Are Warning Signs Enough?

Warning signs dot a crowded Waikiki Beach.
Warning signs dot a crowded Waikiki Beach.

HONOLULU (KHNL) -- More questions are being raised about warning signs that were supposed to alert the public to dangers lurking in the water.

169 warning signs were posted along the Ala Wai canal after the city diverted millions of gallons of raw sewage into the canal last Friday.

No signs were put up warning folks of a bacteria that took the life of 34 year old Oliver Johnson Thursday night. Vibrio Vulnificus is a deadly marine bacteria that can create toxins that can cause flesh-eating bacteria in the body.

This is the same bacteria that killed California visitor Herb Weisenfeld in 2001. His wife Eleanor asked the state to put up a warning sign in front of the Ahalanui Hot Springs on the big island after his death.

"I think to post signs and warn people is kind of silly in my opinion. if you're going to post signs like drinking and driving," says Libby Char of Emergency Medical Services

Rhere are signs warning you when to cross the street. There are signs telling you not to feed the birds because of disease. There are even signs warning you of the dangers of leptospirosis.
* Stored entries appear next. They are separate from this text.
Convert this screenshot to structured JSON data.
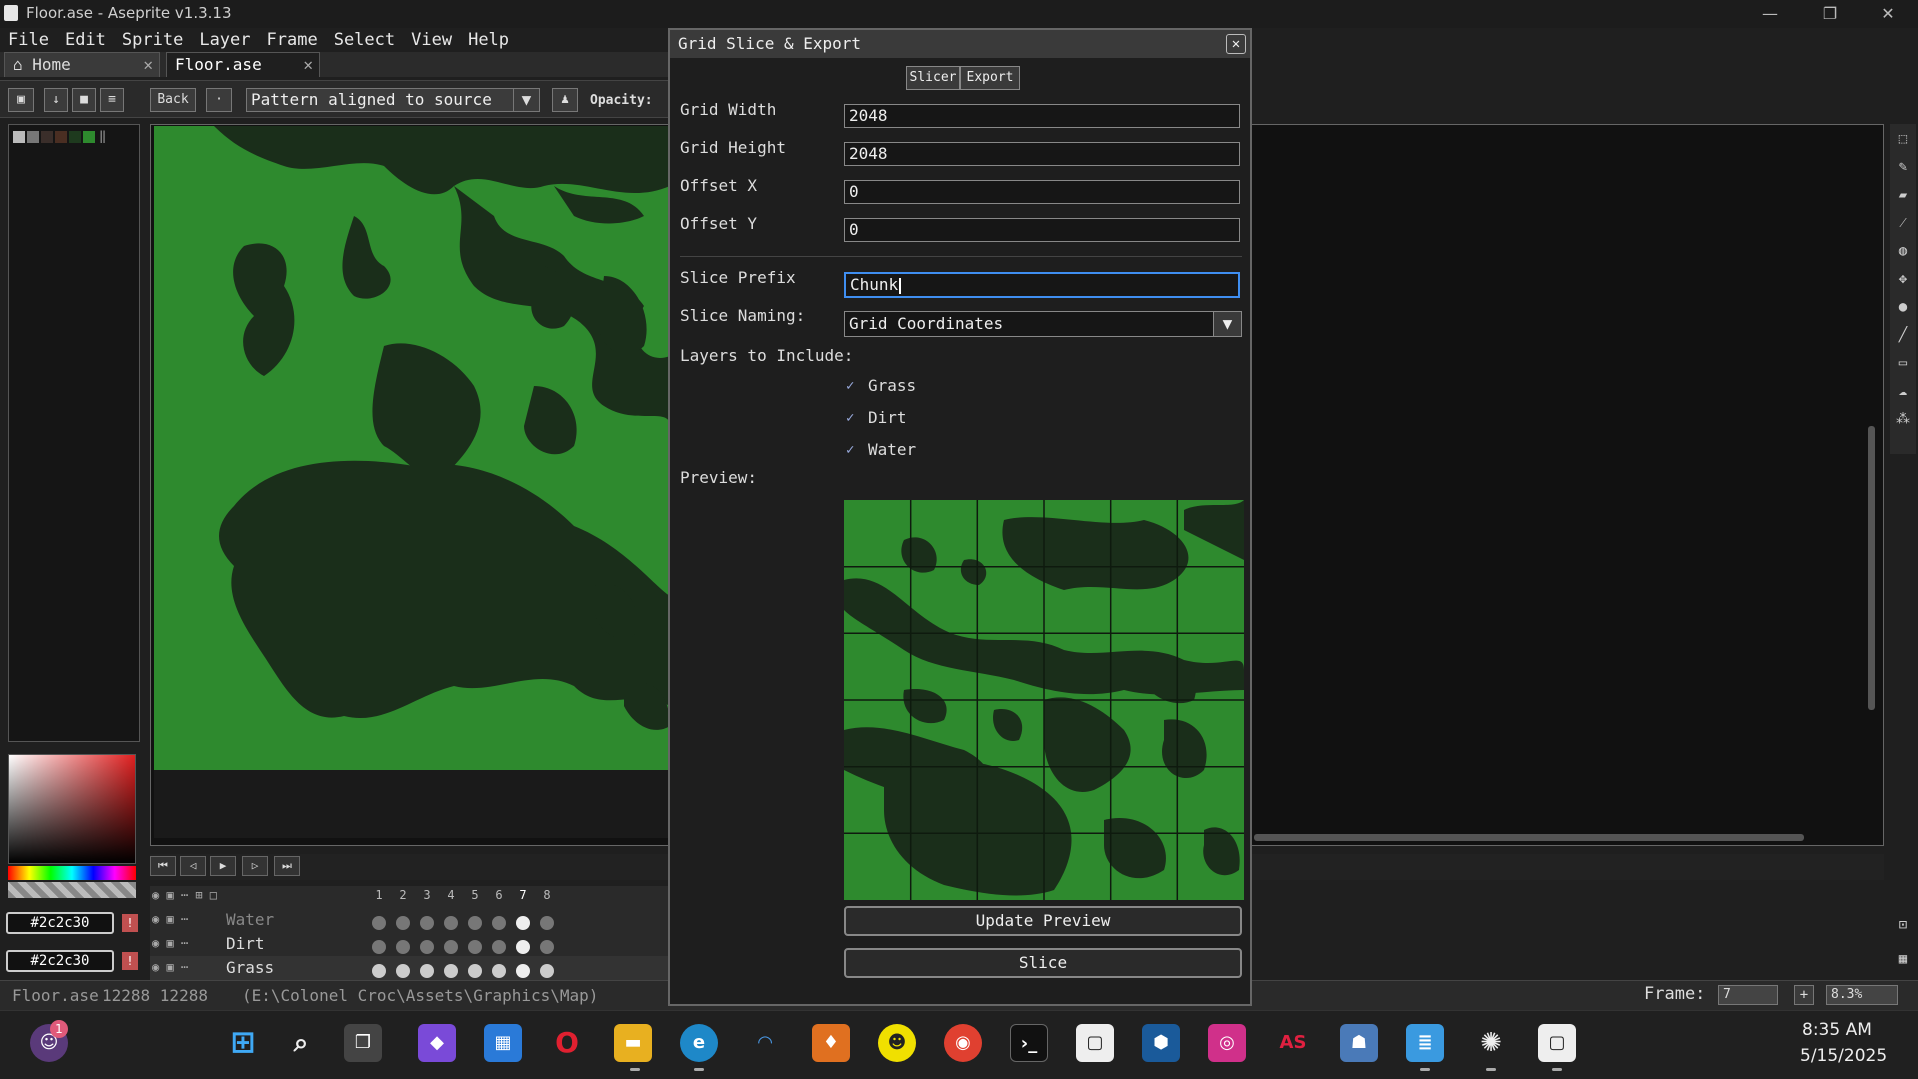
{
  "window": {
    "title": "Floor.ase - Aseprite v1.3.13",
    "minimize": "—",
    "maximize": "❐",
    "close": "✕"
  },
  "menu": [
    "File",
    "Edit",
    "Sprite",
    "Layer",
    "Frame",
    "Select",
    "View",
    "Help"
  ],
  "tabs": [
    {
      "label": "Home",
      "icon": "home-icon"
    },
    {
      "label": "Floor.ase",
      "active": true
    }
  ],
  "context_bar": {
    "back_label": "Back",
    "pattern_value": "Pattern aligned to source",
    "opacity_label": "Opacity:"
  },
  "colors": {
    "fg_hex": "#2c2c30",
    "bg_hex": "#2c2c30",
    "grass": "#2e8a2e",
    "dirt_dark": "#1a2e1a",
    "accent": "#3f8ef0"
  },
  "layers": [
    {
      "name": "Water",
      "dim": true
    },
    {
      "name": "Dirt"
    },
    {
      "name": "Grass"
    }
  ],
  "frames": [
    "1",
    "2",
    "3",
    "4",
    "5",
    "6",
    "7",
    "8"
  ],
  "status": {
    "file": "Floor.ase",
    "size": "12288 12288",
    "path": "(E:\\Colonel Croc\\Assets\\Graphics\\Map)",
    "frame_label": "Frame:",
    "frame_value": "7",
    "zoom": "8.3%"
  },
  "dialog": {
    "title": "Grid Slice & Export",
    "tabs": [
      "Slicer",
      "Export"
    ],
    "grid_width_label": "Grid Width",
    "grid_width": "2048",
    "grid_height_label": "Grid Height",
    "grid_height": "2048",
    "offset_x_label": "Offset X",
    "offset_x": "0",
    "offset_y_label": "Offset Y",
    "offset_y": "0",
    "slice_prefix_label": "Slice Prefix",
    "slice_prefix": "Chunk",
    "slice_naming_label": "Slice Naming:",
    "slice_naming": "Grid Coordinates",
    "layers_label": "Layers to Include:",
    "layer_checks": [
      {
        "label": "Grass",
        "checked": true
      },
      {
        "label": "Dirt",
        "checked": true
      },
      {
        "label": "Water",
        "checked": true
      }
    ],
    "preview_label": "Preview:",
    "update_button": "Update Preview",
    "slice_button": "Slice"
  },
  "taskbar": {
    "time": "8:35 AM",
    "date": "5/15/2025",
    "notification_badge": "1"
  }
}
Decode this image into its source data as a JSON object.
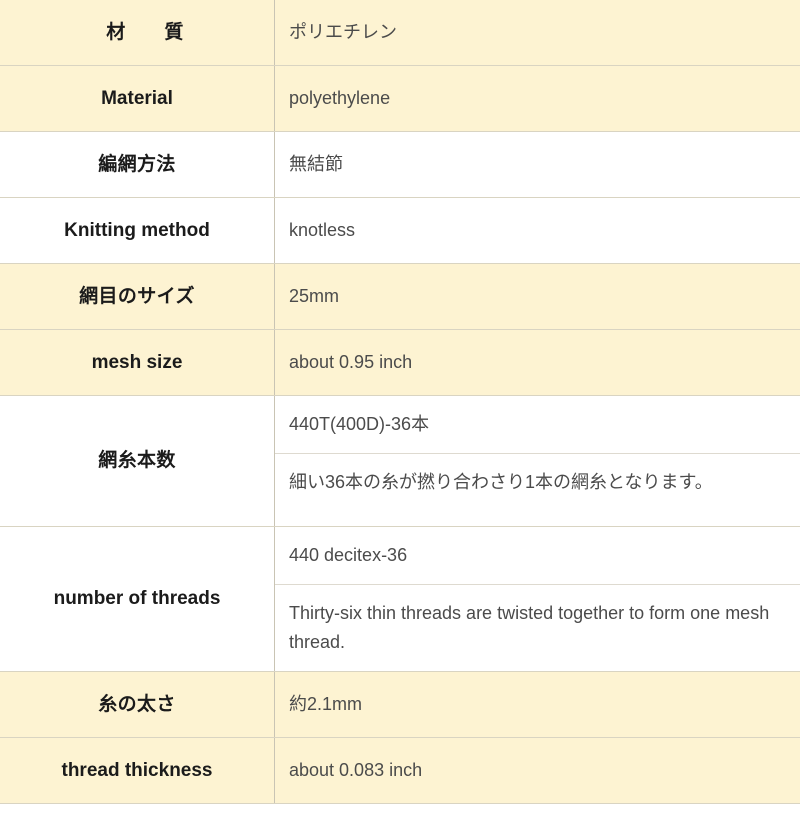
{
  "table": {
    "title": "product specification table",
    "colors": {
      "cream_row": "#fdf3d2",
      "white_row": "#ffffff",
      "border": "#d9d4c2",
      "label_text": "#1b1b1b",
      "value_text": "#4b4b4b"
    },
    "rows": [
      {
        "label": "材　　質",
        "value": "ポリエチレン",
        "background": "cream",
        "label_lang": "ja",
        "split": false
      },
      {
        "label": "Material",
        "value": "polyethylene",
        "background": "cream",
        "label_lang": "en",
        "split": false
      },
      {
        "label": "編網方法",
        "value": "無結節",
        "background": "white",
        "label_lang": "ja",
        "split": false
      },
      {
        "label": "Knitting method",
        "value": "knotless",
        "background": "white",
        "label_lang": "en",
        "split": false
      },
      {
        "label": "網目のサイズ",
        "value": "25mm",
        "background": "cream",
        "label_lang": "ja",
        "split": false
      },
      {
        "label": "mesh size",
        "value": "about 0.95 inch",
        "background": "cream",
        "label_lang": "en",
        "split": false
      },
      {
        "label": "網糸本数",
        "value_top": "440T(400D)-36本",
        "value_bottom": "細い36本の糸が撚り合わさり1本の網糸となります。",
        "background": "white",
        "label_lang": "ja",
        "split": true
      },
      {
        "label": "number of threads",
        "value_top": "440 decitex-36",
        "value_bottom": "Thirty-six thin threads are twisted together to form one mesh thread.",
        "background": "white",
        "label_lang": "en",
        "split": true
      },
      {
        "label": "糸の太さ",
        "value": "約2.1mm",
        "background": "cream",
        "label_lang": "ja",
        "split": false
      },
      {
        "label": "thread thickness",
        "value": "about 0.083 inch",
        "background": "cream",
        "label_lang": "en",
        "split": false
      }
    ]
  }
}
The city took down some signs at Waikiki beach after bacteria counts went down.

Some of the warning signs are still posted. In all, the city posted more than 225 warning signs in the area.
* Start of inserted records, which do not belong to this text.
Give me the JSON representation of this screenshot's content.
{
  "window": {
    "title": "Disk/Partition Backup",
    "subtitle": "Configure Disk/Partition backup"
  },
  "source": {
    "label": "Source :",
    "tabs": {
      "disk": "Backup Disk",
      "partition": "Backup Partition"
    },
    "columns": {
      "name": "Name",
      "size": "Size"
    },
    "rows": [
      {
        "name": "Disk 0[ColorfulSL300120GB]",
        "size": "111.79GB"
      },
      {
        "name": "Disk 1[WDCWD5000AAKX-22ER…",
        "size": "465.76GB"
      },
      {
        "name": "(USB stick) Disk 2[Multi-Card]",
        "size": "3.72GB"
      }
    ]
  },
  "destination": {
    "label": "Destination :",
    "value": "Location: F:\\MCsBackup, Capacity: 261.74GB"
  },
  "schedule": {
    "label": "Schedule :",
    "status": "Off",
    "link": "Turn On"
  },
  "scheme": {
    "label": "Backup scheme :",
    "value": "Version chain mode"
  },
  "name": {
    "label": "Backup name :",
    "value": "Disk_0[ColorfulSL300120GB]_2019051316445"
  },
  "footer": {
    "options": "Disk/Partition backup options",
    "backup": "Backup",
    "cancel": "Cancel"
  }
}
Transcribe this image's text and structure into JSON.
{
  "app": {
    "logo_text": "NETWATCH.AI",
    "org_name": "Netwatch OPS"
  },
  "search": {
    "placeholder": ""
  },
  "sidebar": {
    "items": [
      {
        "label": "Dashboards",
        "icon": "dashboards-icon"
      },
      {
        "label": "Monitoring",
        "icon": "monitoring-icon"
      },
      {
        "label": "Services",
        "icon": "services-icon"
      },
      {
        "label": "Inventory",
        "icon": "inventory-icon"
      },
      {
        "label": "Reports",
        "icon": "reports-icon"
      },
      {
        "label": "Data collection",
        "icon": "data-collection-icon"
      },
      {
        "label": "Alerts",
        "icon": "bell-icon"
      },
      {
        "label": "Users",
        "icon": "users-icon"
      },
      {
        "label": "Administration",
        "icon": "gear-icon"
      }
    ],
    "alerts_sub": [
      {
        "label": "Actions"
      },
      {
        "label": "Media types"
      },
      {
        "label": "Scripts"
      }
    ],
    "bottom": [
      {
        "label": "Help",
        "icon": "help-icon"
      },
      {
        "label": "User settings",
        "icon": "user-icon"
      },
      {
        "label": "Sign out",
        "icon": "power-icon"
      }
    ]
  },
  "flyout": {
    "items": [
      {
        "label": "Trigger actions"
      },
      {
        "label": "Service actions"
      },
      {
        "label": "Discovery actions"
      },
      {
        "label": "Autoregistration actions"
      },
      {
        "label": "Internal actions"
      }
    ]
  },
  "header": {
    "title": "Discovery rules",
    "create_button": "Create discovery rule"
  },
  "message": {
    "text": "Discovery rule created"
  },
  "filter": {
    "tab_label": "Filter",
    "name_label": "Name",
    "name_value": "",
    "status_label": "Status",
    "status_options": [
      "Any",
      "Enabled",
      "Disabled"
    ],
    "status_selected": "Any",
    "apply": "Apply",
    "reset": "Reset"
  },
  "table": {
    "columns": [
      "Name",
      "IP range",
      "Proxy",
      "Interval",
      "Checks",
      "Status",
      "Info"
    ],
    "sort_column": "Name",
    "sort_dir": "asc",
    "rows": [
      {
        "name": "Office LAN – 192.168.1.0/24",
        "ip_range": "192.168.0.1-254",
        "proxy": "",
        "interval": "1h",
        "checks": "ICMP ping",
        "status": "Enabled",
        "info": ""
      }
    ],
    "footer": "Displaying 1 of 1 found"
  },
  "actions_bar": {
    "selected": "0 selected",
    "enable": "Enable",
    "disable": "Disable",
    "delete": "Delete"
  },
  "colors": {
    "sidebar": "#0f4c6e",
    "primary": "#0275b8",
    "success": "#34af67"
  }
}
"Were not ignoring the water. The water is being tested. water around the island is tested on a regular basis. and when the levels are high of certain triggers, signs are posted," says Char.

Even though the state Department of Health is responsible for putting up the warning signs, the city is saying it did its part.

"The signs were posted there from day one. And we have crews consistently making rounds and they document any signs of it being removed," says Ken Kawahara of the city's Environmental Services.

"Before the raw sewage went into the Ala Wai, there were always problems with the purification if you will of the Ala Wai canal. Even back when I was an athlete at Iolani school running around the Ala Wai canal, we were always told in the 70's be careful, don't fall into the Ala Wai. With that being said, obviously one of the reasons were having this press conference today is to ensure the people, that we took all the necessary steps," say Honolulu mayor Mufi Hannemann.

Mayor hannemann says he plans to pass along the recommendation of putting up a permanent sign to the state. Health officials couldn't be reached for comment.